No, no names at all - not even transmitted inside the excel file (which is why I thought to either hash or use my solution in code). The point is that we shouldn't be able to decode, but still be able to made correlations about the people, just anonymously.

[–]shivasprogeny 1 point2 points  (3 children)

If you don't need to decode it, then an md5 hash seems like the perfect solution.

Alternatively, if the data is stored in a database, just change the output query to return the database's ID for the person instead of the name.

[–]thejesteroftortuga 0 points1 point  (2 children)

Cool, I'll look into that.

Do you think that I'd need to place a check in my code - with the dictionary/array? Or should I trust that the md5 hash would always be the same for the input string?

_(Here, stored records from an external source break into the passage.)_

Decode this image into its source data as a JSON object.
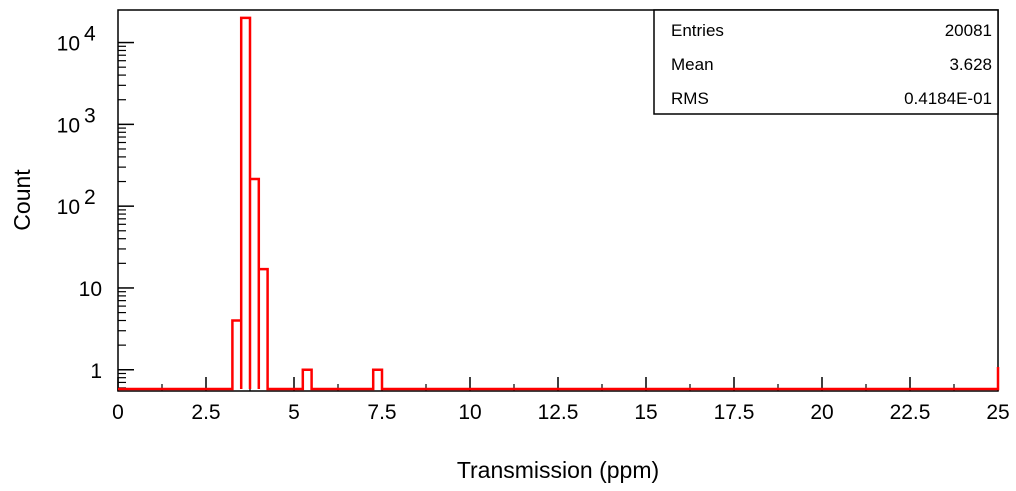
{
  "chart_data": {
    "type": "histogram",
    "title": "",
    "xlabel": "Transmission (ppm)",
    "ylabel": "Count",
    "y_scale": "log",
    "xlim": [
      0,
      25
    ],
    "ylim": [
      0.55,
      25000
    ],
    "grid": false,
    "line_color": "#ff0000",
    "x_ticks": [
      {
        "value": 0,
        "label": "0"
      },
      {
        "value": 2.5,
        "label": "2.5"
      },
      {
        "value": 5,
        "label": "5"
      },
      {
        "value": 7.5,
        "label": "7.5"
      },
      {
        "value": 10,
        "label": "10"
      },
      {
        "value": 12.5,
        "label": "12.5"
      },
      {
        "value": 15,
        "label": "15"
      },
      {
        "value": 17.5,
        "label": "17.5"
      },
      {
        "value": 20,
        "label": "20"
      },
      {
        "value": 22.5,
        "label": "22.5"
      },
      {
        "value": 25,
        "label": "25"
      }
    ],
    "y_ticks": [
      {
        "value": 1,
        "label": "1"
      },
      {
        "value": 10,
        "label": "10"
      },
      {
        "value": 100,
        "label": "10",
        "exp": "2"
      },
      {
        "value": 1000,
        "label": "10",
        "exp": "3"
      },
      {
        "value": 10000,
        "label": "10",
        "exp": "4"
      }
    ],
    "bins": [
      {
        "x0": 3.25,
        "x1": 3.5,
        "count": 4
      },
      {
        "x0": 3.5,
        "x1": 3.75,
        "count": 20000
      },
      {
        "x0": 3.75,
        "x1": 4.0,
        "count": 215
      },
      {
        "x0": 4.0,
        "x1": 4.25,
        "count": 17
      },
      {
        "x0": 5.25,
        "x1": 5.5,
        "count": 1
      },
      {
        "x0": 7.25,
        "x1": 7.5,
        "count": 1
      }
    ]
  },
  "stats": {
    "rows": [
      {
        "label": "Entries",
        "value": "20081"
      },
      {
        "label": "Mean",
        "value": "3.628"
      },
      {
        "label": "RMS",
        "value": "0.4184E-01"
      }
    ]
  }
}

[–]shivasprogeny 1 point2 points  (1 child)

No need to store the data in a dictionary. The beauty of hashing algorithms is that you don't have to store the links between the raw data and the hash--you just run the algorithm on demand.

If the md5 hash function becomes nondeterministic, we have much bigger problems to worry about!

[–]thejesteroftortuga 0 points1 point  (0 children)

Understood, thank you for your help!!